Mayor vetoes hotel moratorium bill
Measure to halt building permits garnered strong testimony over weeks of debate
Saying the measure won’t pass legal muster and lacks efficacy, Mayor Michael Victorino on Tuesday afternoon vetoed a highly debated bill to address overtourism concerns by pausing visitor accommodation development in West and South Maui.
The Maui County Council voted 6-2 on July 2 to approve Bill 60, which would place a moratorium on building permits for hotels and other visitor accommodations in South and West Maui until community plans in each area are updated or two years have passed, whichever is sooner.
The pause would allow the county to find solutions for the visitor industry’s negative impacts and then implement those plans, Council Member Kelly King, who introduced the bill, has said.
Victorino, though, said that the bill won’t relieve crowds at Kahului Airport, reduce traffic on roads and solve illegal transient vacation rental woes.
“While the mayor appreciates the council’s intent and sentiment behind Bill 60, he believes it is more important for legislation to be effective and legal than for it to be fast,” county Managing Director Sandy Baz said during Tuesday afternoon’s news conference when the veto was announced.
King said after the announcement that she was “surprised” and “disappointed” in the mayor’s decision.
Community testifiers amid weeks of debate came out in strong support for the measure to mitigate overtourism and the only opponents were industry and union representatives, she said.
“Emergency situations call for quick action,” she told The Maui News. “It’s really disappointing that the mayor has called for a pause in tourism. . . . He wants less tourists to come here, but he wants more places for them to stay.”
As Maui County experiences some of the highest influxes of visitors in the state, Victorino last month asked that airlines voluntarily reduce air seats to the county.
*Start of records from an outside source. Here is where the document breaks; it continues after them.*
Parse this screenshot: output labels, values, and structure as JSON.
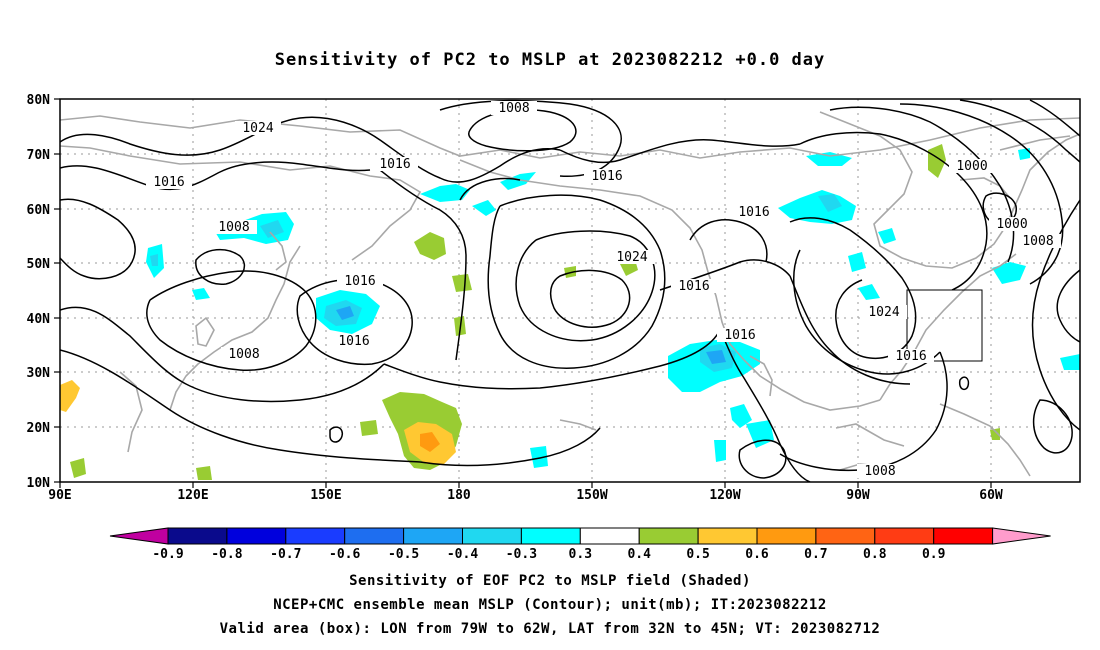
{
  "title": "Sensitivity of PC2 to MSLP at 2023082212 +0.0 day",
  "map": {
    "lon_labels": [
      "90E",
      "120E",
      "150E",
      "180",
      "150W",
      "120W",
      "90W",
      "60W"
    ],
    "lat_labels": [
      "80N",
      "70N",
      "60N",
      "50N",
      "40N",
      "30N",
      "20N",
      "10N"
    ],
    "contour_labels": [
      {
        "text": "1008"
      },
      {
        "text": "1024"
      },
      {
        "text": "1016"
      },
      {
        "text": "1016"
      },
      {
        "text": "1008"
      },
      {
        "text": "1016"
      },
      {
        "text": "1016"
      },
      {
        "text": "1008"
      },
      {
        "text": "1016"
      },
      {
        "text": "1024"
      },
      {
        "text": "1016"
      },
      {
        "text": "1016"
      },
      {
        "text": "1000"
      },
      {
        "text": "1000"
      },
      {
        "text": "1008"
      },
      {
        "text": "1024"
      },
      {
        "text": "1016"
      },
      {
        "text": "1008"
      }
    ],
    "valid_box": {
      "lon_from": "79W",
      "lon_to": "62W",
      "lat_from": "32N",
      "lat_to": "45N"
    }
  },
  "colorbar": {
    "labels": [
      "-0.9",
      "-0.8",
      "-0.7",
      "-0.6",
      "-0.5",
      "-0.4",
      "-0.3",
      "0.3",
      "0.4",
      "0.5",
      "0.6",
      "0.7",
      "0.8",
      "0.9"
    ],
    "colors": [
      "#0a0a8c",
      "#0000dd",
      "#1a3cff",
      "#1e6ef0",
      "#1ea6f5",
      "#20d8f0",
      "#00ffff",
      "#ffffff",
      "#99cc33",
      "#ffc832",
      "#ff9a10",
      "#ff6414",
      "#ff3c14",
      "#ff0000"
    ],
    "low_end_color": "#c000a0",
    "high_end_color": "#ff9ccc"
  },
  "footer": {
    "line1": "Sensitivity of EOF PC2 to MSLP field (Shaded)",
    "line2": "NCEP+CMC ensemble mean MSLP (Contour); unit(mb); IT:2023082212",
    "line3": "Valid area (box): LON from 79W to 62W, LAT from 32N to 45N; VT: 2023082712"
  }
}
Airlines did not reduce seats, and visitors legally cannot be prevented from coming to Maui.
Victorino said in the announcement Tuesday that the bill will have unintended consequences, such as feeding illegal transient vacation rental operations and opening legal loopholes for litigation.
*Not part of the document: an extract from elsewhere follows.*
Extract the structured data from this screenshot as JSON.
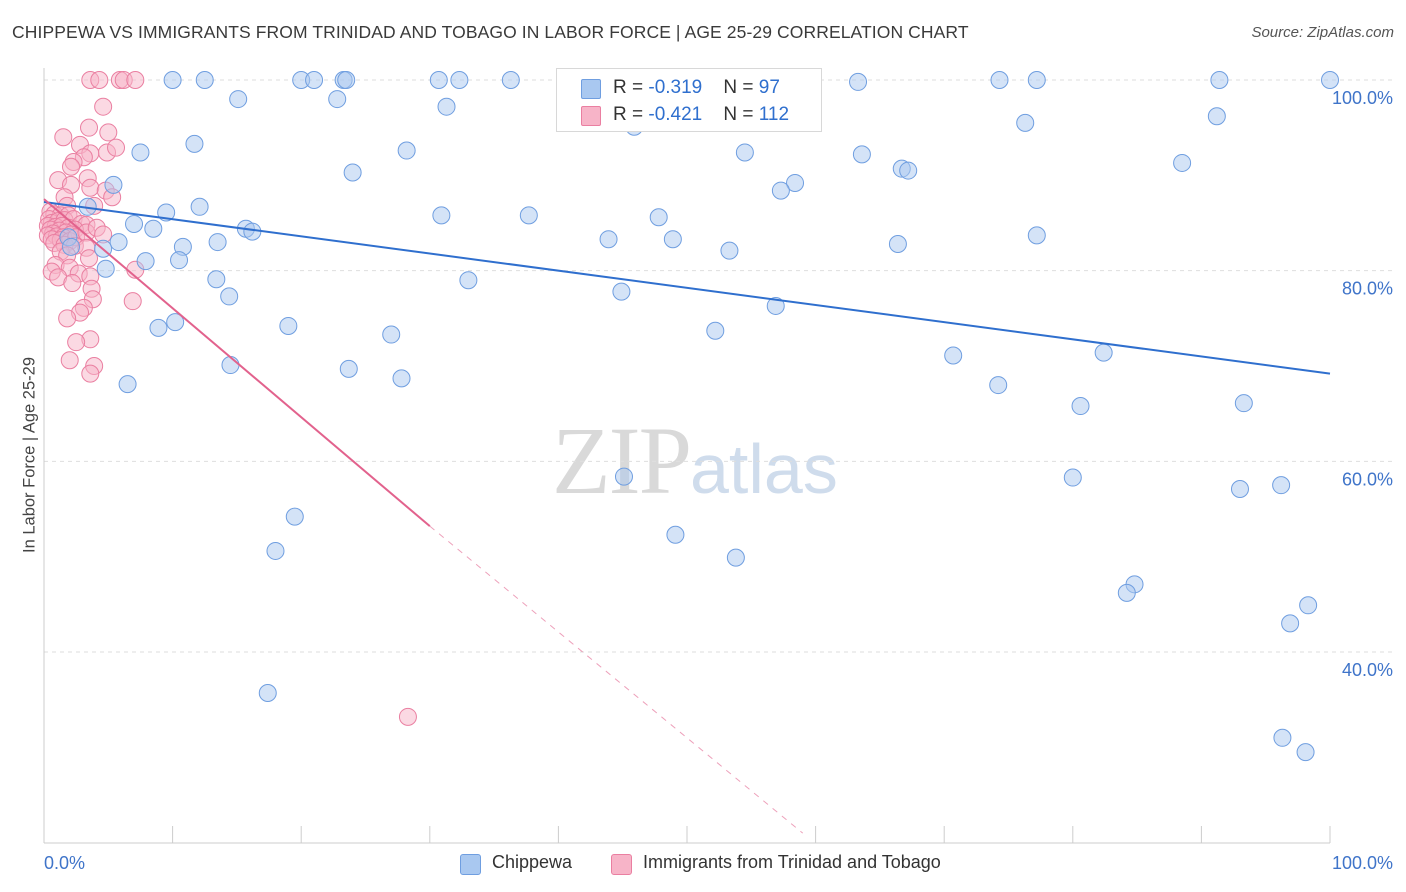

He contended Bill 60 did not go through “proper reviews” required by the Maui County Charter, adding that the county’s Corporation Counsel did not sign the bill.
“So its legal deficiencies pose a significant risk, and it will languish in litigation if Bill 60 is allowed to become law,” Baz said during the news conference.
King said the bill is legally strong and was modeled after moratorium legislation from other municipalities that has withstood legal challenges.
“So we’re very confident that this bill was bulletproof,” she said. “Of course anybody can sue for anything. They can try and sue but it will likely fall short.”
She added that the bill only pertains to building permits and not land use approvals or entitlements.
The purpose of Bill 60 is to “temporarily maintain the status quo.” It cites the Maui Island Plan’s policy that calls for a daily visitor population not to exceed one-third of the resident population.
The moratorium would not apply to developments that have received their final approval prior to the bill taking effect, nor would it apply to renovations or repairs at existing visitor accommodations that do not increase capacity.
During the council’s July 2 meeting, Council Vice Chairwoman Keani Rawlins-Fernandez and Council Members King, Mike Molina, Shane Sinenci, Tamara Paltin and Gabe Johnson voted for the measure. Council Chairwoman Alice Lee and Council Member Yuki Lei Sugimura were opposed. Council Member Tasha Kama was excused.
When asked whether mayor believes he has the votes for his veto to stand, Baz said that was not part of the mayor’s decision making.
“The mayor looked at the bill itself and looked at the impacts of it and decided it was something that needed to be vetoed,” he said. “Whether or not the council overrides that veto is in the council’s purview and whether or not there is enough votes on it is really up to the members themselves.”
Rod Antone, executive director of Maui Hotel and Lodging Association and an industry lobbyist, said on Tuesday that instead of allowing Bill 60 to pass, he hopes that collaborative solutions can be found on ways to mitigate the negative impacts of tourism.
“The industry, government and the community must work together to come up with legislation that helps us better manage tourism,” he said.